Nancy Salem and Reem El Refai
After decades of political inactivity in Egypt, these past weeks brought out voters en masse, willing to stand in queues for, in some cases, the entire day. Nonetheless, Egypt voted.
On Nov. 28 from the very start of the day, crowds gathered to their appointed voting stations, anticipating their chance to vote. The Muslim Brotherhood’s Freedom and Justice Party (FJP) is currently leading the polls.
Mahitab Assran an undeclared sophomore noted that she was standing in line starting at 6:45 am.
“It took me two minutes; everyone was very friendly; it was great,” she describes.
Engy Helmy, an art major, agreed with her saying, “I braced myself for a long day at the polls but surprisingly, I was able to place my vote in only fifteen minutes.”
Tarek Abdel Raouf, a mechanical engineering sophomore, also had a positive experience and is hopeful of what these elections will bring.
“We’ve waited so long to vote; there were a lot of people there and the judges were helpful,” he explains.
He believes, however, that there should have been measures taken to stop the violations.
Some weren’t so lucky. Reports spread of several stations being ill-equipped without the very basics like ink and voter ballots.
Head of Egypt’s Supreme Electoral Commission Abdel Moez Ibrahim insists that the first round of voting is “experimental” and that although mistakes and violations occurred, they were minor.
Youssef Sallam, a political science freshman, believes the elections were transparent: “I don’t necessarily agree with the results, but I do believe they came about in a transparent manner. The Freedom and Justice Party did do a lot of work, I don’t agree with all their policies nor do I agree with the way the advertised or the way they politicized religion to get votes, but that’s democracy.”
Many parties including the FJP were accused of manipulating the ballot. Rahman Nasser, a mechanical engineering sophomore, adds that in the two hours it took him to vote, “there were other parties giving out cards and there’s a YouTube video of Kotla El Masreya (The Egyptian Bloc) doing the exact same thing.”

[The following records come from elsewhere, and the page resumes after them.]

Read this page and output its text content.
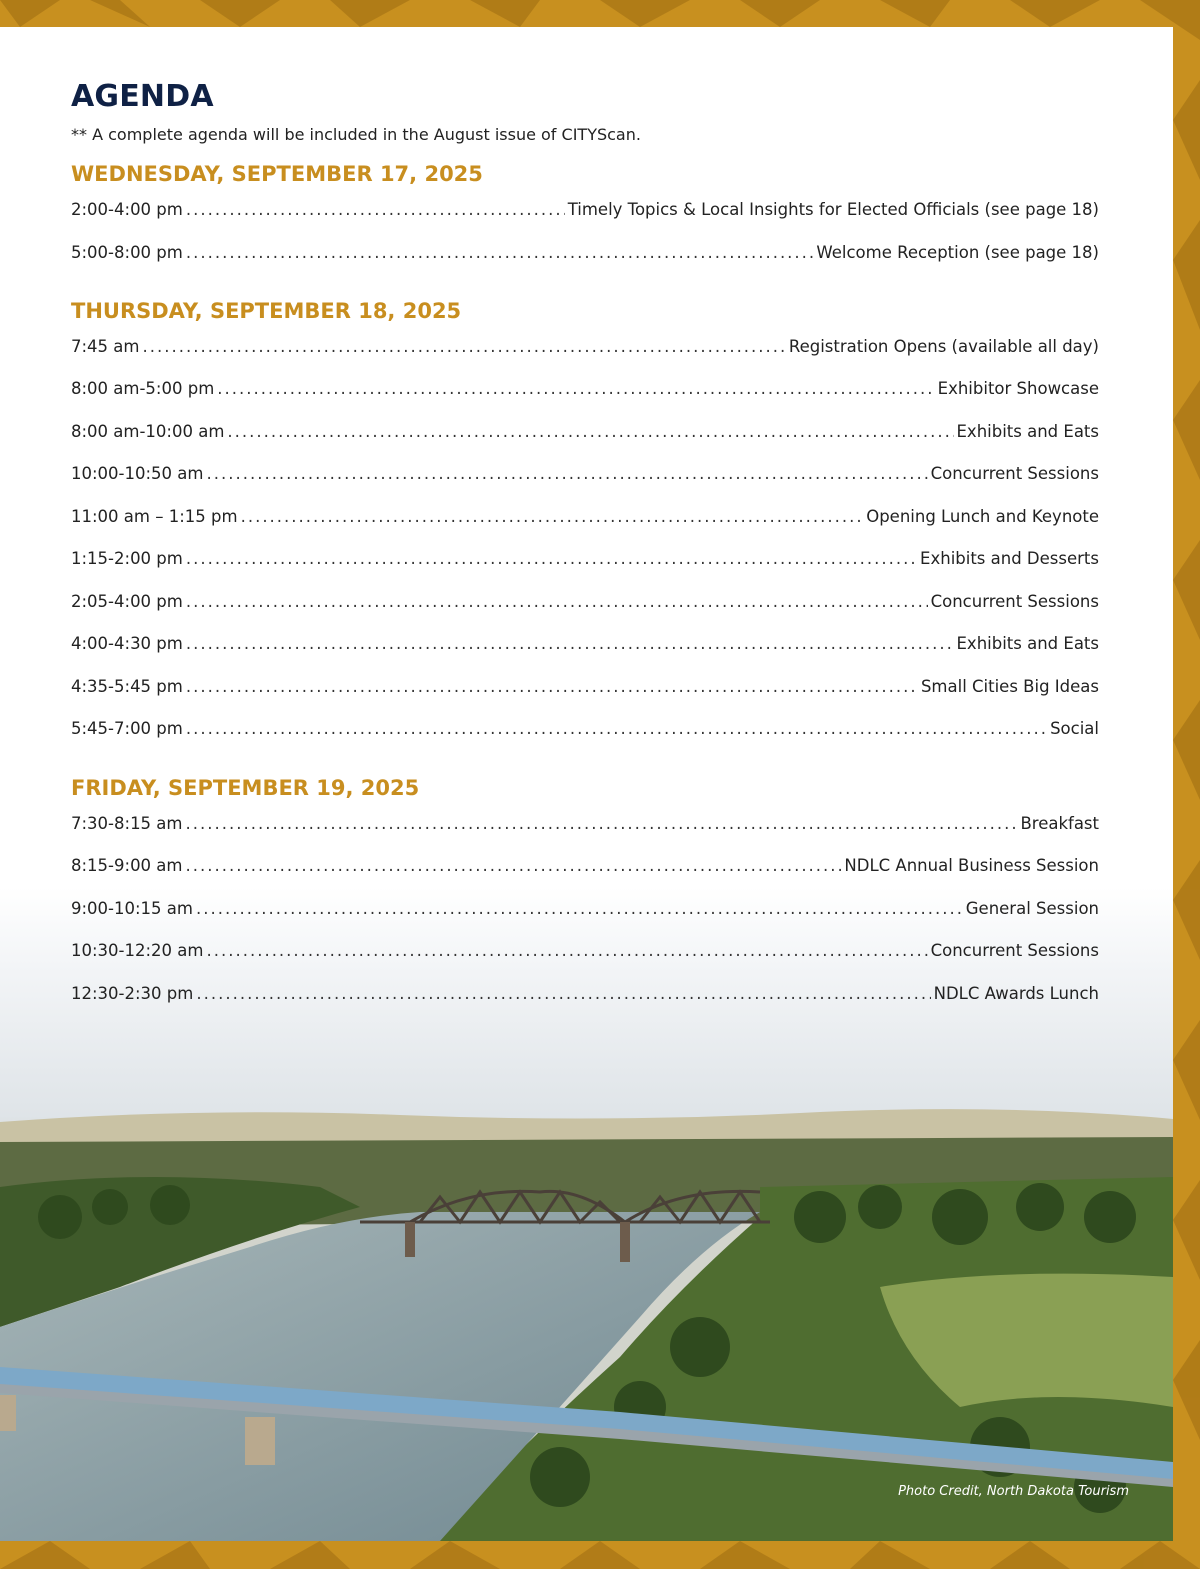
AGENDA
** A complete agenda will be included in the August issue of CITYScan.
WEDNESDAY, SEPTEMBER 17, 2025
2:00-4:00 pm .....	Timely Topics & Local Insights for Elected Officials (see page 18)
5:00-8:00 pm .....	Welcome Reception (see page 18)
THURSDAY, SEPTEMBER 18, 2025
7:45 am .....	Registration Opens (available all day)
8:00 am-5:00 pm .....	Exhibitor Showcase
8:00 am-10:00 am .....	Exhibits and Eats
10:00-10:50 am .....	Concurrent Sessions
11:00 am – 1:15 pm .....	Opening Lunch and Keynote
1:15-2:00 pm .....	Exhibits and Desserts
2:05-4:00 pm .....	Concurrent Sessions
4:00-4:30 pm .....	Exhibits and Eats
4:35-5:45 pm .....	Small Cities Big Ideas
5:45-7:00 pm .....	Social
FRIDAY, SEPTEMBER 19, 2025
7:30-8:15 am .....	Breakfast
8:15-9:00 am .....	NDLC Annual Business Session
9:00-10:15 am .....	General Session
10:30-12:20 am .....	Concurrent Sessions
12:30-2:30 pm .....	NDLC Awards Lunch
Photo Credit, North Dakota Tourism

Regardless, the elections went off without any major incidents. Sallam continues saying, “For the very first time my vote counted, and I wanted to be part of the political change brought about by the revolution.”
With the first round of the parliamentary elections out of the way, AUCians like the rest of the country are anticipating the rise of political Islamism and are somewhat fearful of its overwhelming success. The second and the third rounds are just around the corner and soon enough, Egypt will have its very first free elected parliament. Opinions have varied regarding this issue; some think it’s going to be short lived with very little authority and others fear that the upcoming parliament would leave its permanent mark on the Egyptian constitution.
Dr. Namira Negm, assistant professor of international law, expressed her concern with the possible effectiveness of the parliament. She shed the light on the ruling Supreme Council of Armed Forces’ (SCAF) constitutional declaration, which does not provide the parliament with any real power.
“The Islamists have won the first round and I have no doubt that they shall sweep over the second and the third rounds, but I assure you that they will not live up to their promises,” she said.
However, she feels confident that the people in Tahrir will not tolerate the old regime’s ways.